- Thursday, January 8, 2015

Americans hear a welcome jingle of coins in their pockets when they pull away from the gasoline pumps, and that music might get a little louder in coming weeks. With the price at the pump now little more than $2 a gallon in most places, drivers can look forward to saving $75 billion in annual fuel costs. The open road never looked more inviting.

But taxpayers should keep in mind that federal rules will cost them considerably more than the rules did last year. Republicans control Capitol Hill now, and the 114th Congress could earn its generous pay and perks by stanching the torrent of diktats from Washington. This is an opportunity for both the old guard and the tea party irregulars to make common cause.

The American Action Forum, a Washington think tank, crunched the numbers and found the cost of all the rules of the bureaucrats on the Potomac added up to $181.5 billion in 2014. That may not sound like much in a $17 trillion economy, until the numbers get up close and personal. It works out to $567, about the price of a 50-inch flat screen TV, for each man, woman and child in the United States. Though they may not have had enough to afford such a luxury for themselves, each family of mom, dad and two kids were thus deprived of enough cash to buy four of them for the tax collector.
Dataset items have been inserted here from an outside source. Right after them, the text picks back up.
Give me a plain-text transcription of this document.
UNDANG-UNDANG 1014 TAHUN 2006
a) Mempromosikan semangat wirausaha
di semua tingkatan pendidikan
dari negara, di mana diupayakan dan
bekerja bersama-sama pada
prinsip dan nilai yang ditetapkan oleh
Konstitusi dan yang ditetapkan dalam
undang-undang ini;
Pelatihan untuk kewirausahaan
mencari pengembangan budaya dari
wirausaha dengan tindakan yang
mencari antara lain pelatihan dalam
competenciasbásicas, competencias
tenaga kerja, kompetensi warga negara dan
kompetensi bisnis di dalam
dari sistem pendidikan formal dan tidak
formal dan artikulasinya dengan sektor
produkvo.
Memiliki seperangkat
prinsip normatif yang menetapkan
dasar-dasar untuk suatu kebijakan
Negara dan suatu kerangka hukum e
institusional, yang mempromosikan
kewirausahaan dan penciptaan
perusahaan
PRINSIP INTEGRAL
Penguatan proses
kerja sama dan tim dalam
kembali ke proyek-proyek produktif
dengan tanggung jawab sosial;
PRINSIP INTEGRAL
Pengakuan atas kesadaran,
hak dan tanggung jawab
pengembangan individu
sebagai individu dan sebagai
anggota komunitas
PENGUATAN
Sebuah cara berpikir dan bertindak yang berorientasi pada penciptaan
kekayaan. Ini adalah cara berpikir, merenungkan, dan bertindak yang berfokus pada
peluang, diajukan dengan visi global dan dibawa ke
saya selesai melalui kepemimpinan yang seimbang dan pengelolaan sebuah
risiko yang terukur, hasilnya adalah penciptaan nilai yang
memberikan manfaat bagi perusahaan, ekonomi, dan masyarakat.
Last year saw the addition of $16.9 billion in new regulations, according to the Forum’s calculations. The booby prize for the most expensive rule goes to, surprise, the Environmental Protection Agency, whose new restrictions on ozone emissions could cost Americans $15 billion by the time they are fully implemented. Five other regulations impose costs of more than $1 billion each.

Federal regulations are intended to make everyone safer and healthier. But rules imposed without regard to cost can and often do inflict more pain than pleasure. The environmentalists on the left teamed up with the Obama administration to require coal-burning electric utility companies to install expensive scrubbers on their smokestacks to remove particulate matter and carbon dioxide. The result is that electricity rates climbed 5 percent last year and could jump as much as 80 percent when the full impact of the rule takes effect, according to U.S. Energy Department estimates.

Moreover, there is little regard for the cumulative effect of such costly rules. It’s like the dilemma of the shopper who happily loads up his cart at the supermarket, to discover at the checkout counter that he doesn’t have the money to pay for it. In this case, it’s the federal bureaucrats filling the cart and sticking the taxpayers with the bill.

The price tag for new regulations imposed so by President Obama’s administration is $95 billion, more than double the bill for the entire previous regulatory scheme. It’s only wishful to think that after six years Mr. Obama will to awaken discover the mischief caused by his lieutenants and set out to do something about the explosion of rules to cover 80,000 pages.

Congress, however, can employ the power of the purse to begin reclaiming the authority it foolishly delegated to federal agencies. Regulations require funding for implementation, and Congress could refuse to appropriate money to put new restrictions in motion. Congress could further withhold the $3 billion the president has pledged to the United Nations Green Climate Fund for mitigating the purported effects of global warming in the Third World.

Inability to see the forest for the trees is a sign of poor leadership. Americans have demanded relief from runaway regulation, and fortunately the emasculation of Congress is not yet complete. The Republicans in Congress should lead the way to unwind the red tape strangling the economy. It’s the beginning of the repaying the debt to the taxpayers who sent them to Washington last November.